Why haven't you read Giorgio Agamben?

...

because its not on our top 100 chart? whats the point of this thread. im confused

I've got The Coming Community. Not sure I really grasped it all. Some of his epistemology about Parts, Wholes, Exceptions and Examples was kind of neat.

Because I'm not a communist.

Because he's not a white nationalist who hates women

But I have. Homo Sacer and State of Exception are absolute top-tier.

He's definitely one of the best philosophers currently writing.

Because most lit-browsers are either postering pseuds, high school students or first-year undergraduates.

Agamben is not the easiest thinker to get your head around, y'know. I read Homo Sacer in a university reading group with some grad students and that helped a lot, but lots of his references went over my head, desu.

The thing too is that his writing basically references 8-10 pieces of other literature per page in a way that presupposes the reader having prior knowledge.

canonizes refugees because they're cool outcasts and wants europe and the west to open its borders because they only exist in the biopolitical imaginary

0/10

he does advocate for europe to be separated between north and south though, he basically wants a latin empire, not unlike houellebecq

Have. A morass of verbiage, and very little movement.

I have. I used him heavily in my dissertation.

Congrats.

I apologize ;_;

It's on the list I swear!

what was your dissertion topic?

Currently giving a time of absortion of State of Exception so I can head into Stasis. Very clear thinker, memers who lump him into the "obscurantist" spook should really give Homo Sacer a try, very clear notion which he works very well, not to mention the man worked in the idea for the subsequent 30 years of his life, he very clearly knows what he's talking about and is awfully versed in it.

Longest Ive read by him is The Kingdom and the Glory. 'Morass' poster here. Seemed simultaneously both an involved deconstruction yet morbid fascination with the very idea of 'glory'. Was perhaps too young to read it when i did. (You) rec Sacer as the way to go toward discovering a something new missed initially?

Mostly this

Definitely. I had never read any of his Homo Sacer books, only separate pieces and smaller works here and there, and now that I've started to read them in order, I can't imagine how awful it must have been to piece his thought together during the years, he's following a whole genealogical trace of lots of things - the sacred, the origin of right, the use of self and so on - and I can't imagine reading it out of order.

shut up

he literally thinks refugee camps are the new concentration camps

this whole fetishization of marginalised people is disgusting and his point was better formulated by Girard

the dumbo is an anarchist and hates all forms of "borders" because theyre the antimony of satanic deleuzian "potentialites"

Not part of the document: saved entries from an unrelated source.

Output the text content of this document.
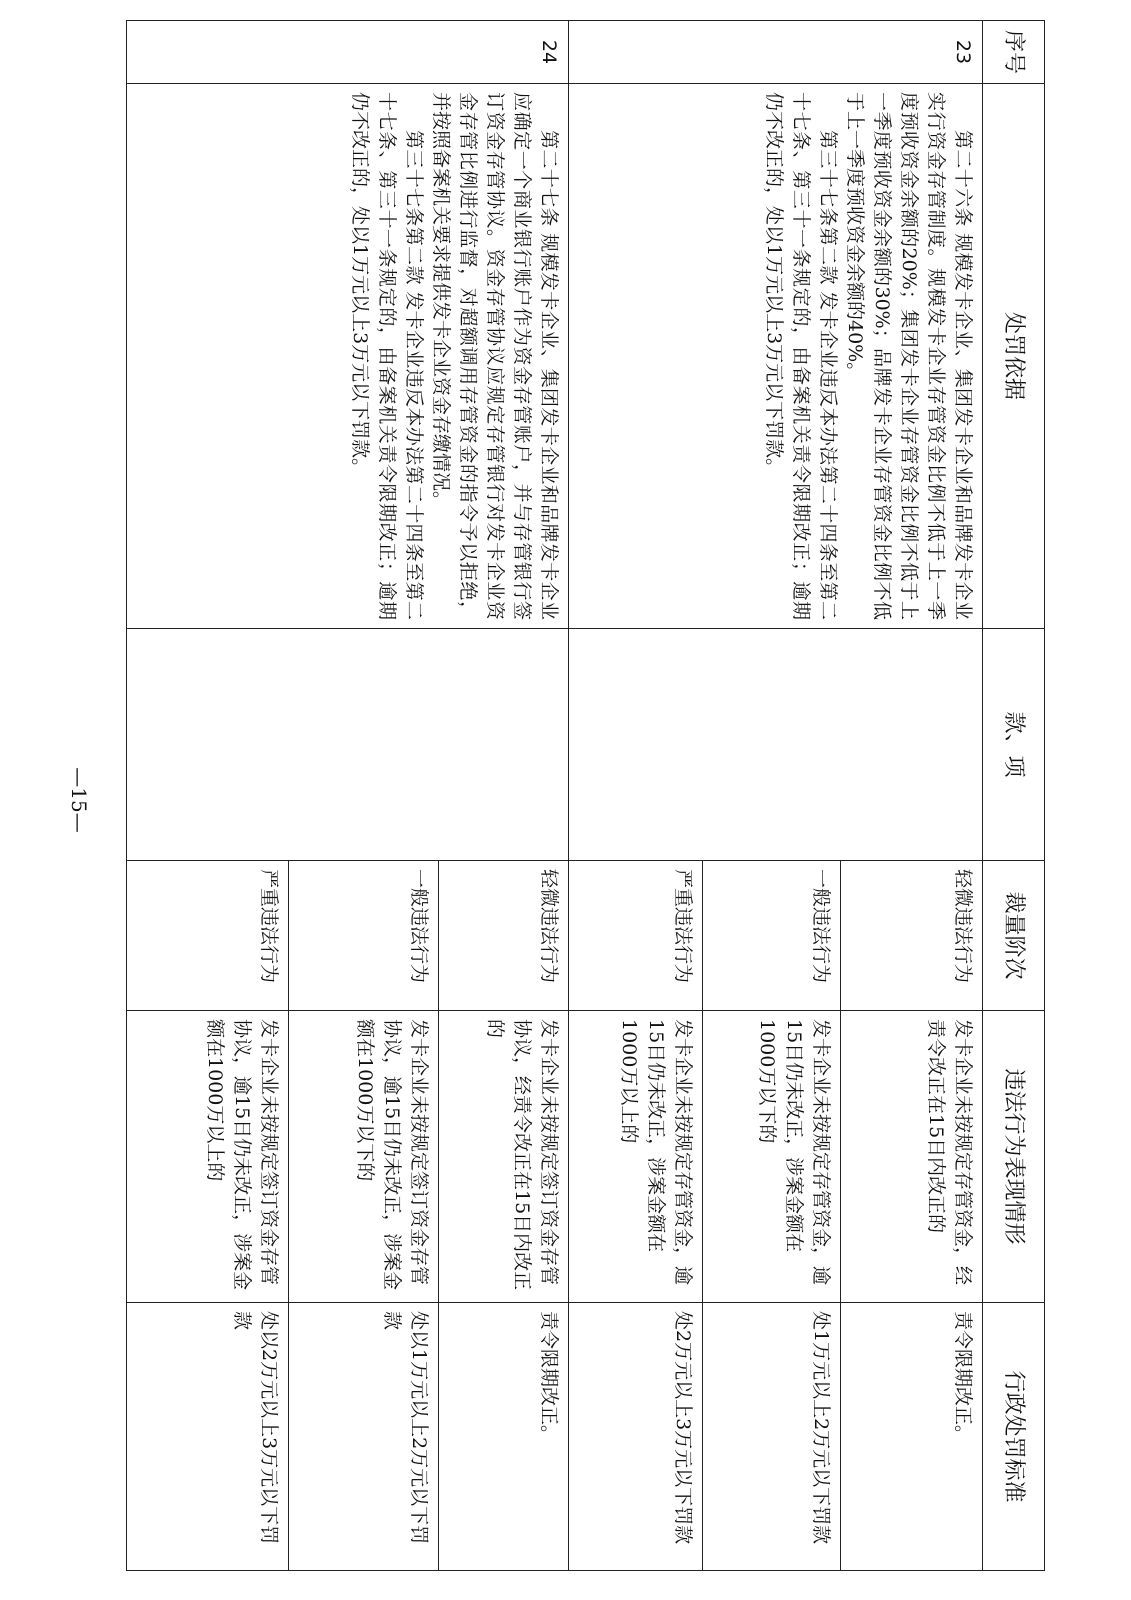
序号	处罚依据	款、项	裁量阶次	违法行为表现情形	行政处罚标准
23	第二十六条 规模发卡企业、集团发卡企业和品牌发卡企业实行资金存管制度。规模发卡企业存管资金比例不低于上一季度预收资金余额的20%；集团发卡企业存管资金比例不低于上一季度预收资金余额的30%；品牌发卡企业存管资金比例不低于上一季度预收资金余额的40%。

第三十七条第二款 发卡企业违反本办法第二十四条至第二十七条、第三十一条规定的，由备案机关责令限期改正；逾期仍不改正的，处以1万元以上3万元以下罚款。		轻微违法行为	发卡企业未按规定存管资金，经责令改正在15日内改正的	责令限期改正。
			一般违法行为	发卡企业未按规定存管资金，逾15日仍未改正，涉案金额在1000万以下的	处1万元以上2万元以下罚款
			严重违法行为	发卡企业未按规定存管资金，逾15日仍未改正，涉案金额在1000万以上的	处2万元以上3万元以下罚款
24	第二十七条 规模发卡企业、集团发卡企业和品牌发卡企业应确定一个商业银行账户作为资金存管账户，并与存管银行签订资金存管协议。资金存管协议应规定存管银行对发卡企业资金存管比例进行监督，对超额调用存管资金的指令予以拒绝，并按照备案机关要求提供发卡企业资金存缴情况。

第三十七条第二款 发卡企业违反本办法第二十四条至第二十七条、第三十一条规定的，由备案机关责令限期改正；逾期仍不改正的，处以1万元以上3万元以下罚款。		轻微违法行为	发卡企业未按规定签订资金存管协议，经责令改正在15日内改正的	责令限期改正。
			一般违法行为	发卡企业未按规定签订资金存管协议，逾15日仍未改正，涉案金额在1000万以下的	处以1万元以上2万元以下罚款
			严重违法行为	发卡企业未按规定签订资金存管协议，逾15日仍未改正，涉案金额在1000万以上的	处以2万元以上3万元以下罚款
—15—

>Implying he's wrong in any way whatsoever

redpill me on Agamben and what precursory reading one should do

The one think I know about Agamben - sorry OP, I haven't read him yet - is that he was in Pasolini's The Gospel According to St. Matthew. Which I find interesting, others might not.

Either way, I'm off to /gif/ to lurk the JAV threads.

stop profaning zoe

His main thing is the politization of bare life / bodies, the origins of sovereignity and the state of exception.

Idk probably some Heidegger and Foucault but I've read neither and can follow him pretty well. Benjamin as well, that's how I first got into Agamben.

Pic related is a segment of some bullshit essay I wrote for class a while back regarding Homo Sacer.

The Open is him critiquing Heidegger, I think. I haven't read it but I think Agamben in many ways is trying to go beyond Heidegger/deconstruction.

except thats not what he says at all and he's not fucking deleuzian. damn, youre retarded.

whew, rare heidegger and agamben

He writes about how citizens lose their rights in liberal democracies and the state of emergency. Influenced by Benjamin, Heidegger, Schmitt, Foucault, Debord.

this man knows

I've read the Open, AMA that's not in the book because I didn't understand SHIT

> seems reductionist and pessimistic

stopped reading right there

was this your buzzfeed application?

I saw that on a Greek documentary about him. This and his notion of social deactivation.
Amigo is an active element...

Biopolitics is the question of how might is applied or projected on a collective of humans or even some class of living organisms in some interpretations. The modern state is untintrested in the singal human life as such and therefore blind to anything beyond a bureaucratic application of power on the singal individual. This power is unrestraint in the sense, that depending on the context the human is an object and as such processed in anyway the collective cristalized in the bureaucratic "machine" has intended for this class of "object". The processes that were sucessful in the industrial revolution it's "rationalisation" and standartisation are in a "weird" way applied to humans. In this sense I think the questions lays even before Gorgio Agambens Homo sacer and it goes like this; is the there a political body or is the political body just a biological body within a certain context. I don't think he understands the concept of souvereignity of Schmitt fully, but I find his perspective intresting.